AM Best has reaffirmed the financial strength rating of A (Excellent) and the long-term issuer credit rating of “a” (Excellent) for Legal & General Reinsurance Company No. 2 Limited (L&G Re 2), a Bermuda-based reinsurer. The outlook for these ratings is classified as stable.
L&G Re 2, which commenced operations in 2021, is an indirect subsidiary of Legal & General Group Plc (L&G). The ratings reflect the company’s strong balance sheet, characterized by AM Best as very strong, along with adequate operating performance, a limited business profile, and appropriate enterprise risk management.
The ratings also incorporate the strategic importance of L&G Re 2 to the L&G group, particularly in its role in pension risk transfer (PRT) markets outside the UK and the US, and the financial and operational support it receives from its parent company.
The foundation of L&G Re 2’s balance sheet strength is its risk-adjusted capitalization, as measured by Best’s Capital Adequacy Ratio (BCAR). AM Best anticipates this capitalization will be maintained at the strongest level. L&G has invested CA$315 million into L&G Re 2, and further capital injections are expected in the upcoming years to facilitate the company’s business growth.

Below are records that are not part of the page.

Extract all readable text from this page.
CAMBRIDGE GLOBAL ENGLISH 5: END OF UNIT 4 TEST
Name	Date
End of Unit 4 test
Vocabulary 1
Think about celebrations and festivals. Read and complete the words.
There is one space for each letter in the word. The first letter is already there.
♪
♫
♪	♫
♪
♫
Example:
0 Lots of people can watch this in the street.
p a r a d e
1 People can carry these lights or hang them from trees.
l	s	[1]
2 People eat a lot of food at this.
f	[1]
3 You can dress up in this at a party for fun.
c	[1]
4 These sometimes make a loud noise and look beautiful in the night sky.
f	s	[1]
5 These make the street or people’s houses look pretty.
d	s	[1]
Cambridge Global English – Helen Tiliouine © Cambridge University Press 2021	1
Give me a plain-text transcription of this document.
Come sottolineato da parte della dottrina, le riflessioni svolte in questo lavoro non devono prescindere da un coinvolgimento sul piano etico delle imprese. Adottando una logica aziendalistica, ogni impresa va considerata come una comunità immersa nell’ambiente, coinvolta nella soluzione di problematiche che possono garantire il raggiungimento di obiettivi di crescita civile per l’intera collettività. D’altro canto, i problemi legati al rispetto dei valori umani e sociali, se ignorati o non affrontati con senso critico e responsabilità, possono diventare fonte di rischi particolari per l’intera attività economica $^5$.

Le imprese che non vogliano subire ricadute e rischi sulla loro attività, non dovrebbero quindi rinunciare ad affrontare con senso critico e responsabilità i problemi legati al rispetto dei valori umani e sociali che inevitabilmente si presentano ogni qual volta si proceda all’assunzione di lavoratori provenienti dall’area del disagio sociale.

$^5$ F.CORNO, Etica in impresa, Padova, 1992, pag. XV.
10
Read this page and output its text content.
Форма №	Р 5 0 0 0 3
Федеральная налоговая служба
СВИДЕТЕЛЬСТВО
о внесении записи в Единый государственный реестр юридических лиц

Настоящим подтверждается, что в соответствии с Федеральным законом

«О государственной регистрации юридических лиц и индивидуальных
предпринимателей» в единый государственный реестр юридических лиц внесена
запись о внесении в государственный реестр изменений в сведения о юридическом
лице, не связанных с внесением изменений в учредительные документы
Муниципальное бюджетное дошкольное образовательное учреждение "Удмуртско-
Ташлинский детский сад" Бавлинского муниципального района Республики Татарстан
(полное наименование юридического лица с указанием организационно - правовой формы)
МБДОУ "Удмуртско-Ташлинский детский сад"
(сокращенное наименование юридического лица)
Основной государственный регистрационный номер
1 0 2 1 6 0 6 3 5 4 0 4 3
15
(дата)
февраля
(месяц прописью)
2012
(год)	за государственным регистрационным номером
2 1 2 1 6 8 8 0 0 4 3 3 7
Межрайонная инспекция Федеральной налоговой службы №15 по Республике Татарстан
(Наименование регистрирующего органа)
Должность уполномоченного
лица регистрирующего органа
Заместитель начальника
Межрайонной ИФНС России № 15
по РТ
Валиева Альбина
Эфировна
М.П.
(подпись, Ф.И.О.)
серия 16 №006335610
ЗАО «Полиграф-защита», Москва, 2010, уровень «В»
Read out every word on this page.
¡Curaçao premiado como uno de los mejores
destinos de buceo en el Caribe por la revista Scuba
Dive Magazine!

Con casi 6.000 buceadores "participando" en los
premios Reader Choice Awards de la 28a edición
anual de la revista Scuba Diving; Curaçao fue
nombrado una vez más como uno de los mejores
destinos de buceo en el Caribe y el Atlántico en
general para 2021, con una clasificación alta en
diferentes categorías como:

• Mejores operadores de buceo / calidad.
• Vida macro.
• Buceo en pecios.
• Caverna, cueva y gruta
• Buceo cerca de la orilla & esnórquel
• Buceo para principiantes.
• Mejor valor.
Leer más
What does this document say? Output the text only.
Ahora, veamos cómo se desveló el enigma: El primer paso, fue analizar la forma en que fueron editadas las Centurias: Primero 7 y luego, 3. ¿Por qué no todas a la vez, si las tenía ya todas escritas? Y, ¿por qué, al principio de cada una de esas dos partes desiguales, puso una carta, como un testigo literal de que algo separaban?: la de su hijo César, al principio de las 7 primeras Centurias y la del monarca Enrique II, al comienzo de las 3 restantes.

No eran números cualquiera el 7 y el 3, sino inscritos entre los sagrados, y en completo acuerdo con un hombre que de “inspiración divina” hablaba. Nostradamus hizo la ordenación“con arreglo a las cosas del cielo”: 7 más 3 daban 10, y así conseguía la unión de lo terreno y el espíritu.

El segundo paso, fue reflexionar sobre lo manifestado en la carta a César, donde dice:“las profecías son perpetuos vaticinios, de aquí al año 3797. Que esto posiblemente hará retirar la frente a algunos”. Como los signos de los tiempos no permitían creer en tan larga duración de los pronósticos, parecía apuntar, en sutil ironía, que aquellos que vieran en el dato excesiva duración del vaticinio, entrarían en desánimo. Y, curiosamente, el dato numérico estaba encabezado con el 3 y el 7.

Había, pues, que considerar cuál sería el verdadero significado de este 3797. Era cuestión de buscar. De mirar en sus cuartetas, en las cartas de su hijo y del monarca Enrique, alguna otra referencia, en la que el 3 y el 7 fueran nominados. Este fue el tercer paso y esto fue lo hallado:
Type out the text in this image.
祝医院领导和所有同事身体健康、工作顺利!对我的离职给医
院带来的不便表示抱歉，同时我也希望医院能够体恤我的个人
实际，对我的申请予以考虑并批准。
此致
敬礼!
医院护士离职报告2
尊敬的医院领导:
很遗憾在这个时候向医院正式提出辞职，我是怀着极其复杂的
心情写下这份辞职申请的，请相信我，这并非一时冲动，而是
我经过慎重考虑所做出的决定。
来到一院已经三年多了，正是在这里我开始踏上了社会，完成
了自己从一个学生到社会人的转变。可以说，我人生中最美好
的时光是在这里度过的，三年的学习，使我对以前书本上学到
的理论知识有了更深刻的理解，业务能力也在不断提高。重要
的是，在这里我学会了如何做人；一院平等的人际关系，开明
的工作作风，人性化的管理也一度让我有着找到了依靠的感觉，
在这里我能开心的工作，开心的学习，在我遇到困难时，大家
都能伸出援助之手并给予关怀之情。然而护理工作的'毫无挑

As a relatively new entity, L&G Re 2 is viewed by AM Best as a startup operation. Its adequate operating performance assessment considers the company’s capability to implement its business plan effectively. AM Best forecasts that L&G Re 2 will gradually build a profitable portfolio of Canadian PRT business in the medium term.
L&G Re 2 is poised to leverage L&G’s extensive experience and expertise in the PRT sector, as well as benefit from the group’s established investment platforms and risk management oversight.